Perhaps the greatest risk inherent in the crisis on campus is to behave as if there is no crisis at all. And this is more common than we would like to think.
Plunging public investment, the overproduction of PhD degrees, and unsustainable endowment investment portfolios are not minor problems. Yet there is little in the way of actual educational reform within the university system to respond to these trends. So it is essential to have books like Prof. Mark Taylor’s Crisis on Campus explicating just how serious the situation is.
Although the book ranges over a wide variety of topics, I would like to raise some questions regarding the potential risks of academic collaboration with the private sector. Taylor candidly admits that such collaboration is one of his more controversial reform proposals.
Would an increased alliance with for-profit businesses–and therefore an increased reliance upon them–really resolve the forces driving critical trends? Or might it exacerbate them?
How can the crisis on campus be secured by alliance with something as insecure as the marketplace?

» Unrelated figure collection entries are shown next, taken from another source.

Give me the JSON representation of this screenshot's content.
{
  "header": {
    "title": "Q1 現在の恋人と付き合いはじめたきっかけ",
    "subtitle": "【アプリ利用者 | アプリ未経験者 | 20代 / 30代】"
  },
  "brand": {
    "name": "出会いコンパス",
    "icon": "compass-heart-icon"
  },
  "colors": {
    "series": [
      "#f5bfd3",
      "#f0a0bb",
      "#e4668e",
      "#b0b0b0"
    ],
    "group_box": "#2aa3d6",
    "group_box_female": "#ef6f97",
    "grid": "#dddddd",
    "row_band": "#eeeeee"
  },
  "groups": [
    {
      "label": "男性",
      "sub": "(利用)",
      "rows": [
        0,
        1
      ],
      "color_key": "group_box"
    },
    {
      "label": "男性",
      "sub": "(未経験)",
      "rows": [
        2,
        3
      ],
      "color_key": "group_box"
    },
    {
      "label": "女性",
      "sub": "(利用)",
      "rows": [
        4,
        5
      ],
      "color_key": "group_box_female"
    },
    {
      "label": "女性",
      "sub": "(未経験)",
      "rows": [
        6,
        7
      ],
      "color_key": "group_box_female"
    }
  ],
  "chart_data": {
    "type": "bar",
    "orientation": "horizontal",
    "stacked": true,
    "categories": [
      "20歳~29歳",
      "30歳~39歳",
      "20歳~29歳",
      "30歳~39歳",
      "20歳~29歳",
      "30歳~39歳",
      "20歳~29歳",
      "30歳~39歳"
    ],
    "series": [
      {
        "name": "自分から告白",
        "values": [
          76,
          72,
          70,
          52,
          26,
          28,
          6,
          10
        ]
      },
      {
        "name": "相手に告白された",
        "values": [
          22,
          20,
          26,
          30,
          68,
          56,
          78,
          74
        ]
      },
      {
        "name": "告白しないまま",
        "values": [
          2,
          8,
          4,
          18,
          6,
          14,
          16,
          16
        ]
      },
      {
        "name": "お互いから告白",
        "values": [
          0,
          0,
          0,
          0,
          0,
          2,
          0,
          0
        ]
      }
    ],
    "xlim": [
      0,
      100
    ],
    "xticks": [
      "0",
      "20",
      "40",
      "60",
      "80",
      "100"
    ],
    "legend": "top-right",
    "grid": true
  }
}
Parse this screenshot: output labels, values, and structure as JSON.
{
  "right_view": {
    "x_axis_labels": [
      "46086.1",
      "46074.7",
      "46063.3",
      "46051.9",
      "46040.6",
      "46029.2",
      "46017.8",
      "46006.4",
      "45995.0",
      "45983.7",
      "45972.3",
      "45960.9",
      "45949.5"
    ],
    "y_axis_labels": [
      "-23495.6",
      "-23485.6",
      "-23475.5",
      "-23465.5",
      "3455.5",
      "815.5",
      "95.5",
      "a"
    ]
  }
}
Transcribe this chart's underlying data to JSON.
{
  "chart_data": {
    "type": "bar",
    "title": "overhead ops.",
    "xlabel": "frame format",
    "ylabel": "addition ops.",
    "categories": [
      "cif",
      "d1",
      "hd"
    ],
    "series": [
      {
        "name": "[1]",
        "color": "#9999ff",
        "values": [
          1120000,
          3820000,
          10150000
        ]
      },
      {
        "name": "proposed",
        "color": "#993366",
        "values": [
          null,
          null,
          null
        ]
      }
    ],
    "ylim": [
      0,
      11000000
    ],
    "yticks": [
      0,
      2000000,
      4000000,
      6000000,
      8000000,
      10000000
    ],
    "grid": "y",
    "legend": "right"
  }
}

I ask this in all seriousness because of three interlocking trends enclosing Taylor’s recommendation when paired with the current practices of big business:
- Unregulated pursuit of profit has led to the plunge in public investment in higher education.
- The desire for excess gain has driven the possibility of unsustainable investment returns.
- A ‘more is better’ mentality implicitly justifies an uncritical acceptance of the overproduction of PhD’s as an index of academic success.
In the pursuit of profitable technology transfer opportunities, what might be lost if the academic enterprise is governed under the model of an R&D lab?